Faculty of Dentistry, National University of Singapore, Singapore, Singapore.
Department of Mechanical Engineering, National University of Singapore, Singapore, Singapore.
Tissue Eng Part B Rev. 2022 Aug;28(4):926-937. doi: 10.1089/ten.TEB.2021.0140. Epub 2022 Jan 5.

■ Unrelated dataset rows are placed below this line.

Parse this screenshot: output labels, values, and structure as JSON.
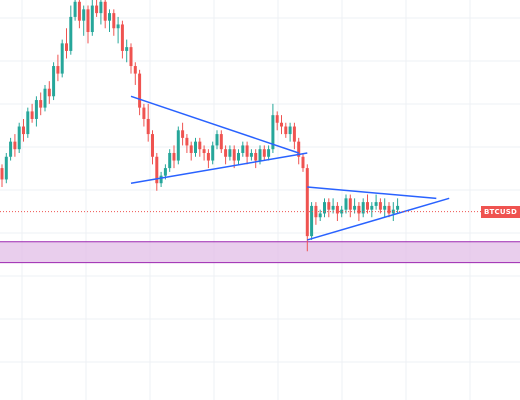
{
  "chart_data": {
    "type": "candlestick",
    "symbol_label": "BTCUSD",
    "grid": true,
    "colors": {
      "bull": "#26a69a",
      "bear": "#ef5350",
      "trendline": "#2962ff",
      "zone_fill": "#e1bee7",
      "zone_border": "#9c27b0",
      "price_line": "#ef5350",
      "grid": "#eef0f4"
    },
    "price_range": [
      0,
      100
    ],
    "current_price": 43.5,
    "support_zone": {
      "low": 30.0,
      "high": 35.5
    },
    "candles": [
      [
        55,
        52,
        56,
        50
      ],
      [
        52,
        58,
        59,
        51
      ],
      [
        58,
        62,
        63,
        57
      ],
      [
        62,
        60,
        64,
        58
      ],
      [
        60,
        66,
        67,
        59
      ],
      [
        66,
        64,
        68,
        62
      ],
      [
        64,
        70,
        71,
        63
      ],
      [
        70,
        68,
        72,
        67
      ],
      [
        68,
        73,
        74,
        66
      ],
      [
        73,
        71,
        75,
        69
      ],
      [
        71,
        76,
        77,
        70
      ],
      [
        76,
        74,
        78,
        72
      ],
      [
        74,
        82,
        83,
        73
      ],
      [
        82,
        80,
        85,
        78
      ],
      [
        80,
        88,
        89,
        79
      ],
      [
        88,
        86,
        92,
        84
      ],
      [
        86,
        95,
        98,
        85
      ],
      [
        95,
        99,
        101,
        94
      ],
      [
        99,
        94,
        101,
        92
      ],
      [
        94,
        97,
        98,
        90
      ],
      [
        97,
        91,
        98,
        88
      ],
      [
        91,
        98,
        101,
        90
      ],
      [
        98,
        96,
        103,
        95
      ],
      [
        96,
        99,
        101,
        93
      ],
      [
        99,
        94,
        100,
        92
      ],
      [
        94,
        96,
        97,
        91
      ],
      [
        96,
        92,
        97,
        90
      ],
      [
        92,
        93,
        95,
        88
      ],
      [
        93,
        86,
        94,
        84
      ],
      [
        86,
        87,
        89,
        83
      ],
      [
        87,
        82,
        88,
        80
      ],
      [
        82,
        80,
        83,
        77
      ],
      [
        80,
        71,
        81,
        69
      ],
      [
        71,
        68,
        72,
        66
      ],
      [
        68,
        64,
        72,
        62
      ],
      [
        64,
        58,
        65,
        56
      ],
      [
        58,
        51,
        59,
        49
      ],
      [
        51,
        53,
        54,
        50
      ],
      [
        53,
        55,
        56,
        52
      ],
      [
        55,
        59,
        60,
        54
      ],
      [
        59,
        57,
        61,
        55
      ],
      [
        57,
        65,
        66,
        56
      ],
      [
        65,
        63,
        67,
        61
      ],
      [
        63,
        61,
        64,
        59
      ],
      [
        61,
        59,
        62,
        57
      ],
      [
        59,
        62,
        63,
        58
      ],
      [
        62,
        60,
        63,
        58
      ],
      [
        60,
        59,
        61,
        57
      ],
      [
        59,
        57,
        60,
        55
      ],
      [
        57,
        61,
        62,
        56
      ],
      [
        61,
        64,
        65,
        60
      ],
      [
        64,
        60,
        65,
        59
      ],
      [
        60,
        58,
        61,
        56
      ],
      [
        58,
        60,
        61,
        57
      ],
      [
        60,
        57,
        61,
        55
      ],
      [
        57,
        59,
        60,
        56
      ],
      [
        59,
        61,
        62,
        58
      ],
      [
        61,
        58,
        62,
        56
      ],
      [
        58,
        59,
        60,
        57
      ],
      [
        59,
        57,
        60,
        55
      ],
      [
        57,
        60,
        61,
        56
      ],
      [
        60,
        58,
        61,
        57
      ],
      [
        58,
        60,
        61,
        57
      ],
      [
        60,
        69,
        72,
        59
      ],
      [
        69,
        67,
        70,
        65
      ],
      [
        67,
        66,
        69,
        64
      ],
      [
        66,
        64,
        67,
        63
      ],
      [
        64,
        66,
        67,
        62
      ],
      [
        66,
        62,
        67,
        60
      ],
      [
        62,
        58,
        63,
        56
      ],
      [
        58,
        55,
        59,
        54
      ],
      [
        55,
        37,
        56,
        33
      ],
      [
        37,
        45,
        46,
        36
      ],
      [
        45,
        42,
        46,
        40
      ],
      [
        42,
        43,
        44,
        41
      ],
      [
        43,
        46,
        47,
        42
      ],
      [
        46,
        44,
        47,
        42
      ],
      [
        44,
        45,
        47,
        43
      ],
      [
        45,
        43,
        46,
        41
      ],
      [
        43,
        44,
        45,
        42
      ],
      [
        44,
        47,
        48,
        43
      ],
      [
        47,
        44,
        48,
        42
      ],
      [
        44,
        45,
        47,
        43
      ],
      [
        45,
        43,
        46,
        41
      ],
      [
        43,
        46,
        47,
        42
      ],
      [
        46,
        44,
        48,
        43
      ],
      [
        44,
        45,
        46,
        42
      ],
      [
        45,
        46,
        48,
        44
      ],
      [
        46,
        44,
        47,
        43
      ],
      [
        44,
        45,
        47,
        42
      ],
      [
        45,
        43,
        46,
        42
      ],
      [
        43,
        44,
        46,
        41
      ],
      [
        44,
        45,
        47,
        43
      ]
    ],
    "trendlines": [
      {
        "from": [
          30,
          74
        ],
        "to": [
          69,
          59
        ]
      },
      {
        "from": [
          30,
          51
        ],
        "to": [
          71,
          59
        ]
      },
      {
        "from": [
          71,
          50
        ],
        "to": [
          101,
          47
        ]
      },
      {
        "from": [
          71,
          36
        ],
        "to": [
          104,
          47
        ]
      }
    ]
  }
}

The role of angiogenesis in health and disease have gained considerable momentum in recent years. Visualizing angiogenic patterns and associated events of surrounding vascular beds in response to therapeutic and laboratory-grade biomolecules has become a commonplace in regenerative medicine and the biosciences. To achieve high-quality imaging for elucidating the molecular mechanisms of angiogenesis, the two-photon excitation fluorescence (2PEF) microscopy, or multiphoton fluorescence microscopy is increasingly utilized in scientific investigations. The 2PEF microscope confers several distinct imaging advantages over other fluorescence excitation microscopy techniques-for the observation of in-depth, three-dimensional vascularity in a variety of tissue formats, including fixed tissue specimens and vasculature in live specimens. Understanding morphological and subcellular changes that occur in cells and tissues during angiogenesis will provide insights to behavioral responses in diseased states, advance the engineering of physiologically relevant tissue models, and provide biochemical clues for the design of therapeutic strategies. We review the applicability and limitations of the 2PEF microscope on the biophysical and molecular-level signatures of angiogenesis in various tissue models. Imaging techniques and strategies for best practices in 2PEF microscopy will be reviewed. Impact Statement Deep live tissue imaging provides unique opportunities to study angiogenesis and associated events in real-time. In contrast to cross-sectional data provided by conventional methods, two-photon microscopy enables high-resolution tissue imaging, data acquisition over time, real-time visualization of angiogenic events, and reduces the number of animal models used in scientific research. This review provides insights on different two-photon microscopy methods and its application in live and deep tissue imaging of angiogenesis on and tissues. We believe that the current trends in imaging can transform the investigation of angiogenesis, cancer research, and biofabrication of vascularized tissues.
近年来,血管生成在健康和疾病中的作用备受关注。可视化治疗和实验室级生物分子引起的血管床的血管生成模式和相关事件,已成为再生医学和生物科学中的常见做法。为了实现阐明血管生成分子机制的高质量成像,双光子激发荧光(2PEF)显微镜或多光子荧光显微镜在科学研究中越来越多地被应用。与其他荧光激发显微镜技术相比,2PEF 显微镜具有几个独特的成像优势——可用于观察各种组织形式(包括固定组织标本和活体标本中的血管)的深层三维血管结构。了解血管生成过程中细胞和组织发生的形态和亚细胞变化,将为了解疾病状态下的行为反应提供线索,推进生理相关组织模型的工程设计,并为治疗策略的设计提供生化线索。我们回顾了 2PEF 显微镜在各种组织模型中的血管生成的生物物理和分子水平特征的适用性和局限性。将回顾 2PEF 显微镜的最佳实践成像技术和策略。影响陈述 深层活体组织成像为实时研究血管生成和相关事件提供了独特的机会。与传统方法提供的横截面数据相比,双光子显微镜能够实现高分辨率组织成像、随时间采集数据、实时可视化血管生成事件,并减少在科学研究中使用的动物模型数量。本综述介绍了不同的双光子显微镜方法及其在 和 组织的血管生成的活体和深层组织成像中的应用。我们相信,目前成像技术的发展趋势可以改变血管生成、癌症研究和血管化组织生物制造的研究方式。